Проклятие стада на голову волка. Вот что это такое; проклятие смирных и мягких, не сумевших защитить себя ни самострелом, ни факелом.
— Так будет, — сказал Дым. Потому что он мог только верить. Верить дипломной работе Люка, верить тому, что Арти-Полевой не украл свое гениальное изобретение, ведь тот, кто расписывает стены дома цветами, способен и на собственную идею. И верить, что Лана и Люк останутся вместе. Не деталями простого механизма под названием «продолжение рода», не случайными знакомыми, не просто бредущими бок о бок…

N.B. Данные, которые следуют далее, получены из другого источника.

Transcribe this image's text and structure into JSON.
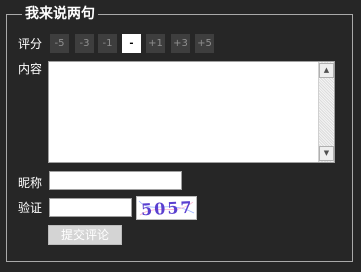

Он прищурился. С пологого холма навстречу ему неслись… Он разглядел их сразу — и в мельчайших подробностях. Казалось, под брюхом самого крупного волка Дым мог бы пройти, не пригибаясь. Ноги, из-под которых взлетали лохмотья талого снега, похожи были на покрытые шерстью колонны. Смерть на смерть. Смерть неслась на Дыма, не подозревая, как близок ее собственный конец.
В последний момент он все-таки побежал — животный ужас взял свое. Он бежал, проваливаясь и спотыкаясь, и ему казалось, что он уходит. Что он все еще продолжает бежать.